En el mismo vagón de metro en el que era agredida la muchacha viajaban otras tres personas que no intervinieron en su defensa. Tertulianos de todas las radios y televisiones se lanzaron a analizar la situación. Profesionales de la condena, desde el principio condenaron la agresión pasando a continuación a enjuiciar la pasividad de los que iban en el vagón. Enseguida llegaron a consensuar la sentencia: «el miedo es libre». Nada más falso, el miedo hace esclavos. Si ante una acción gratuita de un canalla contra un semejante nos quedamos impasibles, nosotros, aunque pasivos, somos partícipes de la canallada. Podremos comprender que el miedo paralice la acción, pero ello no exonera un ápice nuestra responsabilidad.
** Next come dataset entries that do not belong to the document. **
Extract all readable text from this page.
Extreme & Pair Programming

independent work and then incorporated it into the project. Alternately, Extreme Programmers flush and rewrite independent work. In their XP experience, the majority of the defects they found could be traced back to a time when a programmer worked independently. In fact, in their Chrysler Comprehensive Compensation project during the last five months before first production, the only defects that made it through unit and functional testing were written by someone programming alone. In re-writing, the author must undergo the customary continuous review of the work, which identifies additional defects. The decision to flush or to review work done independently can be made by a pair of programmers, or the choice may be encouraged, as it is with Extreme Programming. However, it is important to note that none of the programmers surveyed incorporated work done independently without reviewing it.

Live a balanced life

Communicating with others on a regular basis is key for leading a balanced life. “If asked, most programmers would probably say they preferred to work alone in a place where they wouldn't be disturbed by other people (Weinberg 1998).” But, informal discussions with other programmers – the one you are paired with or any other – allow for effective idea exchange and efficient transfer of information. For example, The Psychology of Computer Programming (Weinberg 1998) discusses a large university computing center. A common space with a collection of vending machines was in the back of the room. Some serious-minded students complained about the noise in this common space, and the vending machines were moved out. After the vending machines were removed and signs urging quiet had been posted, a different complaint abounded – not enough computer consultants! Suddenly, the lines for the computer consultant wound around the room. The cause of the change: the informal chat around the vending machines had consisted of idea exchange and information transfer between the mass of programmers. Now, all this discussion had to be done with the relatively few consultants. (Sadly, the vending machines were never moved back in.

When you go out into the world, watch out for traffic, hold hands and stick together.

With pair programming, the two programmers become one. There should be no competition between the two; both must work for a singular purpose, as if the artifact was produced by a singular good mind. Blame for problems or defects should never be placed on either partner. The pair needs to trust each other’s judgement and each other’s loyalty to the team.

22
Se agredió a un ser humano de manera miserable y otros humanos no hicieron nada por impedirlo. El agresor en libertad por la presunción de inocencia, claro está que no quemó un contenedor ni un autobús en alguna localidad vasca, cosas propias de terroristas; lo único que hizo es insultar y golpear, mientras hablaba por un teléfono móvil, a una ecuatoriana. Había tomado unas cuantas copas de más, dice en su defensa. Eso y que quizás oía la radio de la Conferencia Episcopal, ésa que alarma de la invasión de los emigrantes, debieron de motivar una actuación un poquito excesiva de un patriota español. Se me dirá que tanto da que fuera español, catalán, vasco, gallego o esquimal. Y dirán bien, porque efectivamente, la estupidez tiene carácter universal y un canalla lo es en Amorebieta o en Lima.
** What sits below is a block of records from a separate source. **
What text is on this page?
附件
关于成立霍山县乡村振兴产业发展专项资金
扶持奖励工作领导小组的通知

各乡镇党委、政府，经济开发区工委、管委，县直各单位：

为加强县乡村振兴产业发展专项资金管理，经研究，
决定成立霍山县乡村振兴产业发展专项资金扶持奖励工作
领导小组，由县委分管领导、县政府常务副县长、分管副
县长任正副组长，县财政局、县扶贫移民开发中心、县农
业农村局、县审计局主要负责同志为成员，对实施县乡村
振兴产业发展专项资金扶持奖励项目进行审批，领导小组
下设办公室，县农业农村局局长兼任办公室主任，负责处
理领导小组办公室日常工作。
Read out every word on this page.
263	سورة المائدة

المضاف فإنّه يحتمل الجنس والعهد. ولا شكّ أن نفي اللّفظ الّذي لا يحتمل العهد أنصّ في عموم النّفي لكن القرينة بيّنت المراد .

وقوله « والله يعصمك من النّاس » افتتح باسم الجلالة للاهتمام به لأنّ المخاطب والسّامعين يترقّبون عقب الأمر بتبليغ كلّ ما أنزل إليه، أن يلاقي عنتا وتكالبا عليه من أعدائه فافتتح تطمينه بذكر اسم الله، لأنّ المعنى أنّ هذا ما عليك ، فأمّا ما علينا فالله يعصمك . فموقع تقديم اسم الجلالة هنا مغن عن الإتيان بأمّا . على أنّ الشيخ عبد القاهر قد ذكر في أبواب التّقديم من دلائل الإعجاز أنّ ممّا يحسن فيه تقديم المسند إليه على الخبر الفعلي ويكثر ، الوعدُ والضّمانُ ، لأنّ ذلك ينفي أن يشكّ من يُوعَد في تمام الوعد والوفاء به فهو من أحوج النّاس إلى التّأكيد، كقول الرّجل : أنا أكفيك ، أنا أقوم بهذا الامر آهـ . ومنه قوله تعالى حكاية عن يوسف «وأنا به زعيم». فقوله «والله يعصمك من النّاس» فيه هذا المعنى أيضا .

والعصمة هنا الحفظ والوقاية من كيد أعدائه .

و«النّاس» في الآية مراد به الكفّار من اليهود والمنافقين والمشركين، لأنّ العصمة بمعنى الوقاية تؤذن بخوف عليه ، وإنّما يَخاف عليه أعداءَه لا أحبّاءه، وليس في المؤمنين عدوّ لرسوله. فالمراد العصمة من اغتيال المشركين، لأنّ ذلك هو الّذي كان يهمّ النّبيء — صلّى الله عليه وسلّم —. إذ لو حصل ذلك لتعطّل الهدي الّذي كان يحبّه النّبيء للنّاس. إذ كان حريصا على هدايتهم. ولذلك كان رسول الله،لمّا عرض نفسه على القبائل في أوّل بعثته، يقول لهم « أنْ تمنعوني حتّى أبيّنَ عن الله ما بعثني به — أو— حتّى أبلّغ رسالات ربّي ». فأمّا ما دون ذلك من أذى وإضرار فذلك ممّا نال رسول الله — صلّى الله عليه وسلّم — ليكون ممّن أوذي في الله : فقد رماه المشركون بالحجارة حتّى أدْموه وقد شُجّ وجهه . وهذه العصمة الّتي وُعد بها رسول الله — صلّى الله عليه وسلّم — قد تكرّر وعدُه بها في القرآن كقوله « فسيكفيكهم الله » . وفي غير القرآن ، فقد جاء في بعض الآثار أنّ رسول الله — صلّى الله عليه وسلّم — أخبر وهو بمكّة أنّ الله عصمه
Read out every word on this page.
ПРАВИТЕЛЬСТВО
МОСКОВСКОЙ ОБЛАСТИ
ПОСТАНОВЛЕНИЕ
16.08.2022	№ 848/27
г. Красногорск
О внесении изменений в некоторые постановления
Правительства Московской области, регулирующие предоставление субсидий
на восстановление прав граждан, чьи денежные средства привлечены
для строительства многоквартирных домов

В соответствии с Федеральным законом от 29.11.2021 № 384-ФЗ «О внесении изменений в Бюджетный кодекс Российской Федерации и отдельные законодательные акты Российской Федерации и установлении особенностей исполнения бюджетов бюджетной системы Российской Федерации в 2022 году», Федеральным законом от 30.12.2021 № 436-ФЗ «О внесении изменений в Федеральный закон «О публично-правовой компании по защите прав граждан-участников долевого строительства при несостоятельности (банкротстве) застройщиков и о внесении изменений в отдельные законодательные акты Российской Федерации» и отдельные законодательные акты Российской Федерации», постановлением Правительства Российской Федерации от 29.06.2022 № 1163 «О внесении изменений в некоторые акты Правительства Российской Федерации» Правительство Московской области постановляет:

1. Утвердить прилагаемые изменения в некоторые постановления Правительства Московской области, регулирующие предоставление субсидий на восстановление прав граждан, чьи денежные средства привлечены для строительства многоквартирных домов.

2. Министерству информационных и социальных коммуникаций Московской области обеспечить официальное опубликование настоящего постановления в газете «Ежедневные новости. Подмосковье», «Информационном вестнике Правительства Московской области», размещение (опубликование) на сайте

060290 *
Lo inquietante no es tanto el autor de la agresión, sino los viajeros que miraron para otro lado. Morirán sin poder olvidarlo; con la certeza de que un día no hicieron lo que debían y abandonaron a un semejante en las manos de un criminal. Algo tan humano como la solidaridad les fue ajeno en el momento en que debieron ejercerla. Si el cobarde pudiera merecer nuestra conmiseración, su inacción, por el contrario, exige nuestro mayor rechazo.